- Born: December 3, 1955 (age 70) Hattiesburg, Mississippi, U.S.
- Occupation: Novelist
- Writing career
- Genre: Southern Gothic
- Notable works: Mother of Pearl, Chalktown (2001), Willem's Field (2003)
- Literary movement: Modernism, stream of consciousness

= Melinda Haynes =

American novelist

Melinda Haynes (born December 3, 1955) is an American novelist. She grew up in Hattiesburg, Mississippi. For much of her adult life she was a painter. In 1999, she wrote her first published novel, Mother of Pearl, while living in a mobile home in Grand Bay, Alabama. Melinda Haynes currently resides in Mobile, Alabama with her husband, Ray. Her writing has a close relationship to Mississippi in the 1950s and 1960s.

== Works ==
In June 1999, Haynes' first novel, Mother of Pearl (1999, ISBN 0-7868-6485-0, hardcover) was chosen to be a member of Oprah's Book Club.
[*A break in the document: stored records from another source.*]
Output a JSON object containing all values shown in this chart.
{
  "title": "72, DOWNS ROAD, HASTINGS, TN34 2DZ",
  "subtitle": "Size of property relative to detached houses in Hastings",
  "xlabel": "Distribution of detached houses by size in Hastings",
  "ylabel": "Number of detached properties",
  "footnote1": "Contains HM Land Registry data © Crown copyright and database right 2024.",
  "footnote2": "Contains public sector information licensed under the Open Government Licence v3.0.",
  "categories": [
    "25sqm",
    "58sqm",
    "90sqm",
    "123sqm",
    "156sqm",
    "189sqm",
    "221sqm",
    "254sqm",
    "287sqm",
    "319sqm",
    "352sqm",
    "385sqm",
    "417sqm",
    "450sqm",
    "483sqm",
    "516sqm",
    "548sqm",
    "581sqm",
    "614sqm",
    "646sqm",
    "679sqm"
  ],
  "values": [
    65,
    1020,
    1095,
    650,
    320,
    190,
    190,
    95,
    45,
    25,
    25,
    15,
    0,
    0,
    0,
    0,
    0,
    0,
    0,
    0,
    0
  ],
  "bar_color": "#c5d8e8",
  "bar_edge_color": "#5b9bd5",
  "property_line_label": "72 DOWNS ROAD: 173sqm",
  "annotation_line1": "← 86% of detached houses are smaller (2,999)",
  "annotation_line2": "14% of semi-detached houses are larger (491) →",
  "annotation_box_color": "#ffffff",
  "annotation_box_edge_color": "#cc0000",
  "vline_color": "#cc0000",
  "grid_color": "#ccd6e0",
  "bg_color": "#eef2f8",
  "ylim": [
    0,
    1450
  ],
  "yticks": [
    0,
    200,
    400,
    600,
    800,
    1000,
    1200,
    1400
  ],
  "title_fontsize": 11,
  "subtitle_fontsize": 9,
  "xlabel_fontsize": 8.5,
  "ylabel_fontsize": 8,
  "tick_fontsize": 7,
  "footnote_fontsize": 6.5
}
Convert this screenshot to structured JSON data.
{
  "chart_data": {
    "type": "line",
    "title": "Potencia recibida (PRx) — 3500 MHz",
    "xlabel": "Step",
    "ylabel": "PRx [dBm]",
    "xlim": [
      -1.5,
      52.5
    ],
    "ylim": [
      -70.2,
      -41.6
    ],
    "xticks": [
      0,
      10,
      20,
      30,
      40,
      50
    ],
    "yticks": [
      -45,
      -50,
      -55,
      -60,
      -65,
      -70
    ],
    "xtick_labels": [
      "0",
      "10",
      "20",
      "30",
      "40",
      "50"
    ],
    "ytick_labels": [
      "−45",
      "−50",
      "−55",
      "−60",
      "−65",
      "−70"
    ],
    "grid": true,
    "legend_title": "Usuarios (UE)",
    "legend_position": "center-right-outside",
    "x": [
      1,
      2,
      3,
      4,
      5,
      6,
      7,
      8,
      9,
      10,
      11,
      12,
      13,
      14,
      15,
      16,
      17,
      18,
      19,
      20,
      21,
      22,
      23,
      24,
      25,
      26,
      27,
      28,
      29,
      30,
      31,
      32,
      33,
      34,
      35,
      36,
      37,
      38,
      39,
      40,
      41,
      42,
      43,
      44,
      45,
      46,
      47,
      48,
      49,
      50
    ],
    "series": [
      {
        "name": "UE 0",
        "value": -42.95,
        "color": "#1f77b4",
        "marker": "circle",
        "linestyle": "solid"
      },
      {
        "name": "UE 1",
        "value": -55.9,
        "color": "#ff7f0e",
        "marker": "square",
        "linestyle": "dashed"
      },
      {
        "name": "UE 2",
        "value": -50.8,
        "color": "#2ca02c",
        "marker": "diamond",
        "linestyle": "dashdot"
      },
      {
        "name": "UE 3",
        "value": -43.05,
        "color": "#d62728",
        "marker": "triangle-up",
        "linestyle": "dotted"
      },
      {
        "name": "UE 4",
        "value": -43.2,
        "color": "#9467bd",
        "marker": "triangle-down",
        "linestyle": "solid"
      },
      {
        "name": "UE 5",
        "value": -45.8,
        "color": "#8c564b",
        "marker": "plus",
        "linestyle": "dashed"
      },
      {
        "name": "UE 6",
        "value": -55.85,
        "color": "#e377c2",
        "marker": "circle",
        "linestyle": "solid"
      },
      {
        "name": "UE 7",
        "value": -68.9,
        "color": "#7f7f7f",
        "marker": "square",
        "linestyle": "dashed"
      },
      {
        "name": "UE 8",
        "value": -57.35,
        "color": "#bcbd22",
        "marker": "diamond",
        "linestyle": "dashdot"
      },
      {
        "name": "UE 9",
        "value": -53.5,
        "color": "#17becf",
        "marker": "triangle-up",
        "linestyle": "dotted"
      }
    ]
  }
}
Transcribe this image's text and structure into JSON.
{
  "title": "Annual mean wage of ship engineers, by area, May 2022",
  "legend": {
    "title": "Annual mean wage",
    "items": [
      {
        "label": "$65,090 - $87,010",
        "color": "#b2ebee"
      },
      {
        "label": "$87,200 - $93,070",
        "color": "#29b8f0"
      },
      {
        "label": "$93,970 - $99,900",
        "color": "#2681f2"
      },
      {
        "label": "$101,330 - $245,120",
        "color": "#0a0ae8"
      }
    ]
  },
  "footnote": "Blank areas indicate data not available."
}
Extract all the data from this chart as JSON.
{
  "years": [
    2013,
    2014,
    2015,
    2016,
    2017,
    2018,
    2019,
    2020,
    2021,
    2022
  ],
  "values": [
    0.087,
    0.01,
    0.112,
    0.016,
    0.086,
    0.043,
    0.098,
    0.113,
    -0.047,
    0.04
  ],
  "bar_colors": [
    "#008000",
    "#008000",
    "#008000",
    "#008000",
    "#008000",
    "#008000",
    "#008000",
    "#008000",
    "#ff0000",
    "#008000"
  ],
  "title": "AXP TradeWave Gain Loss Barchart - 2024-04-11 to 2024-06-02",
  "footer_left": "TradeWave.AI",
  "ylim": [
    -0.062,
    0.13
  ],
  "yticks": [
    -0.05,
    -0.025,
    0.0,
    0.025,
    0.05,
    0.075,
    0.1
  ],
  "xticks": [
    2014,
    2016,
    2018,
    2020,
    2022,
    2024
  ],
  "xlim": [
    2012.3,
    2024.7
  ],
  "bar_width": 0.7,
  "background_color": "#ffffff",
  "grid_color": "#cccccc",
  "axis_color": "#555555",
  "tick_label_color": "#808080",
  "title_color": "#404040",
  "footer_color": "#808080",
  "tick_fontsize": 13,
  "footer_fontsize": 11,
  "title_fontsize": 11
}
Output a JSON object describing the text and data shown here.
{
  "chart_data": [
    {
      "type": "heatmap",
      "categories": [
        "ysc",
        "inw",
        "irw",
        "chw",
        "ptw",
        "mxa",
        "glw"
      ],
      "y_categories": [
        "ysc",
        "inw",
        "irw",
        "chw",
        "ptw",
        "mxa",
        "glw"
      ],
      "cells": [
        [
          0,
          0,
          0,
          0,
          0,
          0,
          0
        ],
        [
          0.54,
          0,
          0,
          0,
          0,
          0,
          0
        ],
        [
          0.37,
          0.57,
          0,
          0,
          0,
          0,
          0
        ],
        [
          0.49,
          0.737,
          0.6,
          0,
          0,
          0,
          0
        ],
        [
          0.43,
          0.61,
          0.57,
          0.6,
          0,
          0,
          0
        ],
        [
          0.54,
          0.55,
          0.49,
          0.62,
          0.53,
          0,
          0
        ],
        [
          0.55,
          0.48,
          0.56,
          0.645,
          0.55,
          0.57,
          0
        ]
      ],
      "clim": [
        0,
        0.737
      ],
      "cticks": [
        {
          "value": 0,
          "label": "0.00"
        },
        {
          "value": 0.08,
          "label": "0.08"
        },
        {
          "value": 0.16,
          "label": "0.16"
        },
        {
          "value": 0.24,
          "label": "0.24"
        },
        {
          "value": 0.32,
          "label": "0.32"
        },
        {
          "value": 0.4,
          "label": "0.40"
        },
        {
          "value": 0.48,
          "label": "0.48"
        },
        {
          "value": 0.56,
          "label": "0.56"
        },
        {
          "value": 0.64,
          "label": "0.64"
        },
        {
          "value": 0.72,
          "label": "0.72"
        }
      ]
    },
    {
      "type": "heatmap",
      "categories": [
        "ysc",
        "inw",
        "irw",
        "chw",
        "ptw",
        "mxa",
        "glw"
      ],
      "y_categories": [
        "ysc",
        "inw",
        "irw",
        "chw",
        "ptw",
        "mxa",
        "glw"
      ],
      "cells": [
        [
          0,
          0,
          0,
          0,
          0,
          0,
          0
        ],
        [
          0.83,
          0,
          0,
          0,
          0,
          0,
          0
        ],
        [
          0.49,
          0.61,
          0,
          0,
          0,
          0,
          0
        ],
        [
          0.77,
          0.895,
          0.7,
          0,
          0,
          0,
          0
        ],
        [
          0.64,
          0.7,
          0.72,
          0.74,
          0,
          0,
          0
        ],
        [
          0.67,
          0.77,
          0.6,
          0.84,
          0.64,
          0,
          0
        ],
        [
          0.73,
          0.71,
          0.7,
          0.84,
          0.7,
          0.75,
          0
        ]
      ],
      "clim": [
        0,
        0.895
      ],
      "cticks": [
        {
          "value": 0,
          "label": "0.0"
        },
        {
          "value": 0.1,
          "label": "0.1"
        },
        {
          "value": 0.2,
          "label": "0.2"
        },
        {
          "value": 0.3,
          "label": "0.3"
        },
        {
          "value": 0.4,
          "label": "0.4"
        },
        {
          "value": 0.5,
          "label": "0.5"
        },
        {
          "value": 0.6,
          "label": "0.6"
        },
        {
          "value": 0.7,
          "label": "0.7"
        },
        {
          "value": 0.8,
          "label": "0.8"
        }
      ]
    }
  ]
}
The novel also was a New York Times Best Seller.

Her second novel Chalktown (May 2, 2001, ISBN 0-7862-3356-7, hardcover) was published by Hyperion Books in Hardback (317 pp) and Paperback (368 pp).

Haynes's third book is titled, Willem's Field (2003, ISBN 0-7432-3849-4). Willem's Field is a 432-page print hardback and paperback book.